2013-2018 – HQC houses the Emergency Department Waits and Patient Flow Initiative in partnership with the Ministry of Health
From 2013 to 2018, in partnership with the Ministry of Health, we housed the Emergency Department Waits and Patient Flow Initiative to reduce wait times and improve patient flow. Our researchers developed computer simulation models of how patients move through their episode of hospital care to identify key pressure points where interventions, including community-based services, would have the greatest impact on reducing wait times. These models informed the decision by government and regions to invest in developing better-coordinated care in the community and hospitals. This initiative gave rise to a new health system priority for connected care for the people of Saskatchewan. Connected care aims to reduce the historical reliance on acute care by meeting people’s care needs closer to home in their community.

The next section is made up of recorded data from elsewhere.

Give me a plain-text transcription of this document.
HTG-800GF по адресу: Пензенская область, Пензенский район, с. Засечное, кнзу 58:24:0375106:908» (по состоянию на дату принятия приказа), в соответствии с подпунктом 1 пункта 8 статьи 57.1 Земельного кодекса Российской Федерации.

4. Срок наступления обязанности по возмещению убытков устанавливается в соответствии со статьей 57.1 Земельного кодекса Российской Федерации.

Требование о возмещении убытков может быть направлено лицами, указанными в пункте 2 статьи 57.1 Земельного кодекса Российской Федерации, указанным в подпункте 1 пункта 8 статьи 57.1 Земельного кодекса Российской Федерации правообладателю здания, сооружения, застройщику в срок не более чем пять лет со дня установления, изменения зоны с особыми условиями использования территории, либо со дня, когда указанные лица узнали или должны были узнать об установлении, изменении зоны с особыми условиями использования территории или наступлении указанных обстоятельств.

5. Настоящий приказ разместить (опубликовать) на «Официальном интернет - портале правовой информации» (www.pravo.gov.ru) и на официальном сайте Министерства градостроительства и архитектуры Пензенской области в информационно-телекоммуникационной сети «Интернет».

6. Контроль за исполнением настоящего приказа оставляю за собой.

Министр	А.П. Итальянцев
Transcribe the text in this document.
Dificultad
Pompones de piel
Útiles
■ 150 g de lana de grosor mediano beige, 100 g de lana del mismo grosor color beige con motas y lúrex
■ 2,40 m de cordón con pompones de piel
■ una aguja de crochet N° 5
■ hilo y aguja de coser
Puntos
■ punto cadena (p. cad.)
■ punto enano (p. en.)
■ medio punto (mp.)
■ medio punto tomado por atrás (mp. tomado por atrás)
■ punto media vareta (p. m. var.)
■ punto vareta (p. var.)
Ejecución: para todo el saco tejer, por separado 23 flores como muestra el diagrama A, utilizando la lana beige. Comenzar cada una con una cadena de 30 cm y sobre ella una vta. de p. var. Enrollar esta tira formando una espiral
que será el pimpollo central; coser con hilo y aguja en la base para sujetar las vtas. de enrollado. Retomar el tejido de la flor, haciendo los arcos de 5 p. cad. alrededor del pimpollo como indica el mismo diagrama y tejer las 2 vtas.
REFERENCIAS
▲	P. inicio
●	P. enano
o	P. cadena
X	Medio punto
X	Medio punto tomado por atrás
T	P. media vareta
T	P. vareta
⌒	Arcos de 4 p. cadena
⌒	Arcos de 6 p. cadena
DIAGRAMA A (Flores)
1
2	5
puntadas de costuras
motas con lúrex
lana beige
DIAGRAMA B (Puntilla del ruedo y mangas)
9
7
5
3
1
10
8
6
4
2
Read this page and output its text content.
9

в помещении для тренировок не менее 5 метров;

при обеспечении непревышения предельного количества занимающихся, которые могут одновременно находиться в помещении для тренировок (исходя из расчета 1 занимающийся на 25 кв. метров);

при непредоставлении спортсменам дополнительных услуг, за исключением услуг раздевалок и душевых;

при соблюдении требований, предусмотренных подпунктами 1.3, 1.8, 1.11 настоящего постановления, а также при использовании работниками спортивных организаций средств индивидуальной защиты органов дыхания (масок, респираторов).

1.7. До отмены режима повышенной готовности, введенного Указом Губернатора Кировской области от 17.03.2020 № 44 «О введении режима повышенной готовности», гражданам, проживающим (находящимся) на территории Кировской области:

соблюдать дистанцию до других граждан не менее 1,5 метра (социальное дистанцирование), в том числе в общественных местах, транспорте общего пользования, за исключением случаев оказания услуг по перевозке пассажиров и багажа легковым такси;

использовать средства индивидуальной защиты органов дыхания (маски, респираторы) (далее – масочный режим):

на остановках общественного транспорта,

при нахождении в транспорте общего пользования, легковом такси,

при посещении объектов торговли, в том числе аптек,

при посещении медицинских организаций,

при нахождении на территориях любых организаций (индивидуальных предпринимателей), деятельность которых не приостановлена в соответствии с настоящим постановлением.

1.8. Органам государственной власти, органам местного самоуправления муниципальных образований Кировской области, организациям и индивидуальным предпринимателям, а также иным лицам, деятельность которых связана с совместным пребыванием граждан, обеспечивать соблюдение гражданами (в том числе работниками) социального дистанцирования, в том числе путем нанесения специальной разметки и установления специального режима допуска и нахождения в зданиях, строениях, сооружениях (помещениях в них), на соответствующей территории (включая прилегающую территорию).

2016 – Saskatchewan adopts an “Open Family Presence” policy, ending traditional visiting hours
In 2016, Saskatchewan adopted an “Open Family Presence” policy, ending traditional visiting hours- a change spearheaded by the Patient- and Family-Centered Care Guiding Coalition co-led by the Health Quality Council. The Guiding Coalition included patient and family advisors, staff representatives from the 13 former health regions, the Ministry of Health and other partner agencies (3sHealth, eHealth and the Saskatchewan Cancer Agency). As a result of the policy, families are recognized as partners in the patient’s care and patients can have their loved ones with them to the degree that they wish, rather than restricted to specific visiting hours.
2017 – The Health Quality Council launches its first cohort of the Clinical Quality Improvement Program
In 2017, 16 Saskatchewan doctors were the first participants in the new Clinical Quality Improvement Program, which the Health Quality Council launched in collaboration with the Saskatchewan Medical Association (SMA) and the provincial Ministry of Health. The 11-month course is designed to build capability among physicians and other clinicians for facilitating and leading successful health care improvement work in Saskatchewan. Several alumni from the program are now in leadership positions in the health system, applying a clinical quality improvement lens to how they lead within the system.
The Health Quality Council: Looking ahead
Over the next number of years, the Health Quality Council will expand our role by collaborating with new partners who are already working to explore some of the root causes of health and wellness to improve the health and quality of life of Saskatchewan citizens. We will engage First Nations and Métis partners in hopes to contribute to their work towards improving health and wellness in First Nations and Métis communities. We will also work with human services and community-based organizations to address the social determinants of health to optimize programs and services that support the mental health and wellbeing of children, youth, and their families.